Le cabinet d'analyse de marché MediaCreate a dévoilé le recensement des ventes de consoles nomades et de salon sur le sol japonais pour la période comprise entre le 30 avril et le 6 mai. Au delà du phénomène de société, la domination des consoles Nintendo (Wii et DSLite capitalisent près de 300 000 exemplaires contre moins de 60 000 pour les trois formats Sony) qui se partagent immuablement le haut du podium depuis plusieurs mois, s'explique par le soutien d'un catalogue de titres de plus en plus séduisant (FFXII RW, Super Paper Mario...). La "bulle médiatique" qui est généralement citée pour justifier un tel engouement est donc loin de la vérité.
Offre concurrentielle rajeunie, changements de support tardif, inquiétudes chez les éditeurs-tiers qui revoient leur portefeuille produit en faveur de la Wii et de la 360 (cf. EA, SquareEnix, Bandaï-Namco, Konami...), la toute puissante SCEJ ne peut plus compter exclusivement sur ces vieilles recettes pour devenir numéro un des charts. De quoi donner des sueurs froides à l'état-major du géant japonais qui n'est guère habitué à devoir faire les yeux doux aux éditeurs pour leur arracher une exclusivité... Temporaire qui est parfois même renégociée (cf. Assassin's Creed d'Ubisoft) ou tout simplement diluée dans de nombreuses déclinaisons (cf. FFXIII). Dans ce contexte économique (retour de la déflation au Japon) , concurrentiel et structurel (canibalisation de la PS2) incertains, Sony va devoir redoubler d'efforts pour défendre chaque miette de son gâteau vidéoludique.
Première phase rassurer les éditeurs-tiers. Malgré une inconfortable troisième place de la PS3 dans les classements internationaux, paradoxalement l'audience globale de Sony ne cesse de croître grâce au regain d'intérêt manifeste pour la PSP et la PS2 et de l'avancée technique de Home sur son rival le Xbox Live. Mais cette force de frappe se paie chère, les investissements marketing pour soutenir toutes ses consoles et sa plate-forme en ligne ont plus que doublés en an et la publicité conjointe avec les éditeurs-tiers (EA, Konami) pour soutenir certains jeux vendeurs (Fifa, MGS...) se déplacent en faveur des éditeurs first party qui garantissent à Sony l'exclusivité permanente de leurs produits.

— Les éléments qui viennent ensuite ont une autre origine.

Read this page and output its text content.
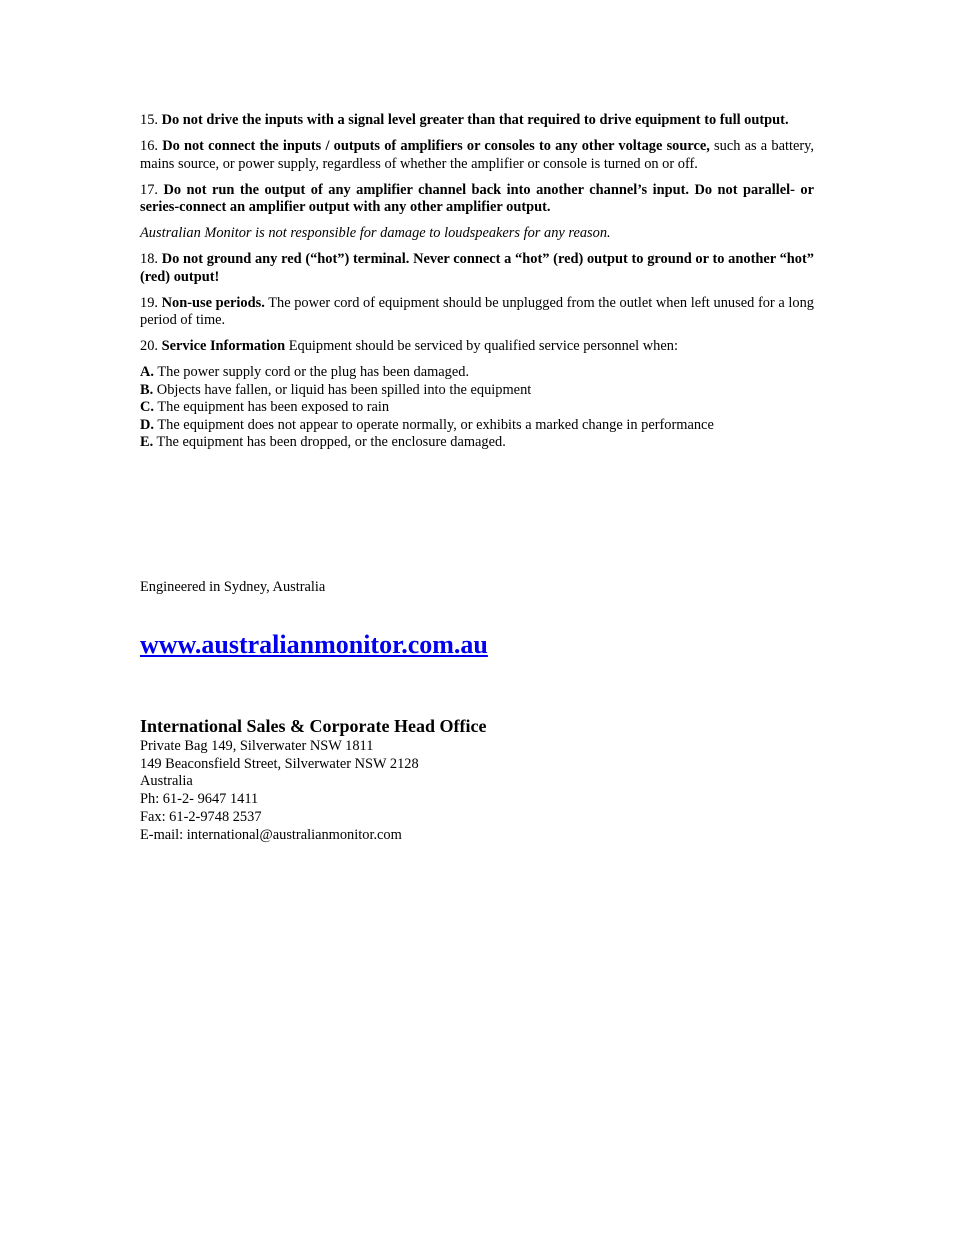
15. Do not drive the inputs with a signal level greater than that required to drive equipment to full output.

16. Do not connect the inputs / outputs of amplifiers or consoles to any other voltage source, such as a battery, mains source, or power supply, regardless of whether the amplifier or console is turned on or off.

17. Do not run the output of any amplifier channel back into another channel’s input. Do not parallel- or series-connect an amplifier output with any other amplifier output.

Australian Monitor is not responsible for damage to loudspeakers for any reason.

18. Do not ground any red (“hot”) terminal. Never connect a “hot” (red) output to ground or to another “hot” (red) output!

19. Non-use periods. The power cord of equipment should be unplugged from the outlet when left unused for a long period of time.

20. Service Information Equipment should be serviced by qualified service personnel when:

A. The power supply cord or the plug has been damaged.
B. Objects have fallen, or liquid has been spilled into the equipment
C. The equipment has been exposed to rain
D. The equipment does not appear to operate normally, or exhibits a marked change in performance
E. The equipment has been dropped, or the enclosure damaged.
Engineered in Sydney, Australia
www.australianmonitor.com.au
International Sales & Corporate Head Office
Private Bag 149, Silverwater NSW 1811
149 Beaconsfield Street, Silverwater NSW 2128
Australia
Ph: 61-2- 9647 1411
Fax: 61-2-9748 2537
E-mail: international@australianmonitor.com
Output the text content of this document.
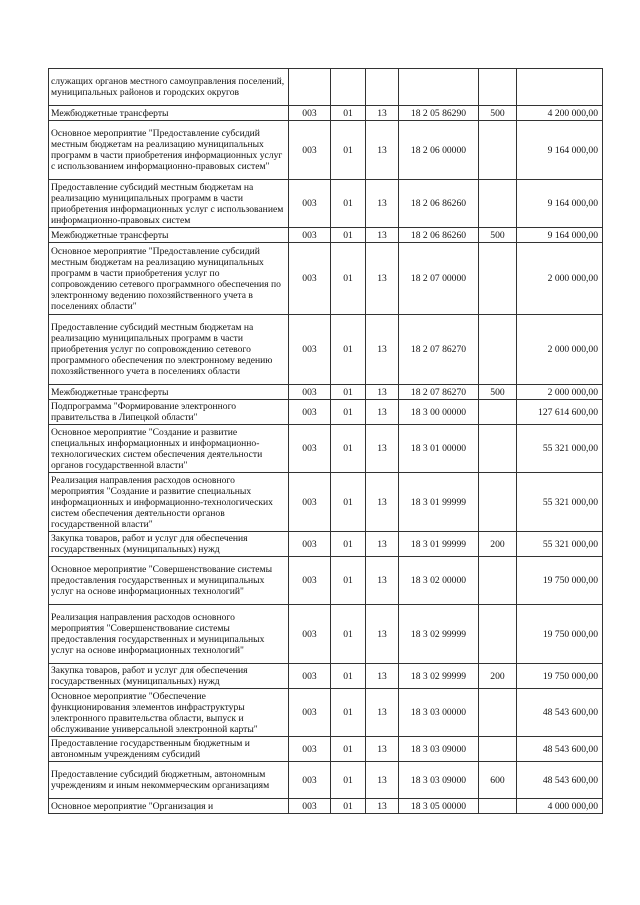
служащих органов местного самоуправления поселений, муниципальных районов и городских округов						
Межбюджетные трансферты	003	01	13	18 2 05 86290	500	4 200 000,00
Основное мероприятие "Предоставление субсидий местным бюджетам на реализацию муниципальных программ в части приобретения информационных услуг с использованием информационно-правовых систем"	003	01	13	18 2 06 00000		9 164 000,00
Предоставление субсидий местным бюджетам на реализацию муниципальных программ в части приобретения информационных услуг с использованием информационно-правовых систем	003	01	13	18 2 06 86260		9 164 000,00
Межбюджетные трансферты	003	01	13	18 2 06 86260	500	9 164 000,00
Основное мероприятие "Предоставление субсидий местным бюджетам на реализацию муниципальных программ в части приобретения услуг по сопровождению сетевого программного обеспечения по электронному ведению похозяйственного учета в поселениях области"	003	01	13	18 2 07 00000		2 000 000,00
Предоставление субсидий местным бюджетам на реализацию муниципальных программ в части приобретения услуг по сопровождению сетевого программного обеспечения по электронному ведению похозяйственного учета в поселениях области	003	01	13	18 2 07 86270		2 000 000,00
Межбюджетные трансферты	003	01	13	18 2 07 86270	500	2 000 000,00
Подпрограмма "Формирование электронного правительства в Липецкой области"	003	01	13	18 3 00 00000		127 614 600,00
Основное мероприятие "Создание и развитие специальных информационных и информационно-технологических систем обеспечения деятельности органов государственной власти"	003	01	13	18 3 01 00000		55 321 000,00
Реализация направления расходов основного мероприятия "Создание и развитие специальных информационных и информационно-технологических систем обеспечения деятельности органов государственной власти"	003	01	13	18 3 01 99999		55 321 000,00
Закупка товаров, работ и услуг для обеспечения государственных (муниципальных) нужд	003	01	13	18 3 01 99999	200	55 321 000,00
Основное мероприятие "Совершенствование системы предоставления государственных и муниципальных услуг на основе информационных технологий"	003	01	13	18 3 02 00000		19 750 000,00
Реализация направления расходов основного мероприятия "Совершенствование системы предоставления государственных и муниципальных услуг на основе информационных технологий"	003	01	13	18 3 02 99999		19 750 000,00
Закупка товаров, работ и услуг для обеспечения государственных (муниципальных) нужд	003	01	13	18 3 02 99999	200	19 750 000,00
Основное мероприятие "Обеспечение функционирования элементов инфраструктуры электронного правительства области, выпуск и обслуживание универсальной электронной карты"	003	01	13	18 3 03 00000		48 543 600,00
Предоставление государственным бюджетным и автономным учреждениям субсидий	003	01	13	18 3 03 09000		48 543 600,00
Предоставление субсидий бюджетным, автономным учреждениям и иным некоммерческим организациям	003	01	13	18 3 03 09000	600	48 543 600,00
Основное мероприятие "Организация и	003	01	13	18 3 05 00000		4 000 000,00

Seconde phase, le joueur. Si le gamer reste son coeur de cible, Sony cherche à conquérir un public plus large, indépendamment de la courbe de vie de la Playstation 3. Autrefois une et indivisible, sa nouvelle gamme de jeux intègre désormais des titres mainstream quelques mois à peine après son lancement. En commercialisant Singstar et Little Big Planet dans les prochains mois, le géant japonais a un objectif clair: récupérer les joueurs occasionnels et très grand public qui font la richesse de sa concurrente, La Wii.
Troisième phase, la haute définition. La campagne publicitaire ne s'est pas assez appuyée sur la valorisation du hardware de la PS3 pour justifier aux yeux du consommateur son prix. Préférant des thèmes jusque là évocateurs, la communication s'axera dorénavent sur la haute technologie embarquée (Full HD, BD) les conditions de marché à la rentrée (baisse de prix des téléviseurs HD et des platines BD qui relanceront l'intérêt pour ces deux standards) seront idéales pour sensibiliser le public à ces nouvelles notions.
Autre chantier de Sony, Internet. Le lancement quelque peu brouillon du jeu en ligne sur Playstation 2 a laissé celui de son rival Microsoft s'installer dans les foyers américains et européens. Home et son interface 3D qui le destine en plus du jeu en ligne à l'expression d'une manière d'être dans le monde du jeu vidéo (nombreuses options de personnalisation de son avatar, appartement virtuel, nombreux lieux de socialisation...) offre toute une panoplie de moyens pour attirer l'attention des éditeurs et des joueurs (cf actualité précédente).Le constructeur japonais commence à placer doucement ses pions pour être présent sur tous les fronts. L'idée d'exploiter la notoriété de la marque et l'expertise de Sony pour créer de nouvelles synergies a vécu avec le départ de Kutaragi, place désormais au recentrage des métiers de chaque division du groupe. Si l'objectif très ambitieux d'installer un parc de 6 millions de console PS3 dans le monde avant la fin de son exercice fiscal clos fin mars ne sera certainement pas atteint, les leviers de croissance sont prêts pour le challenge de Noël.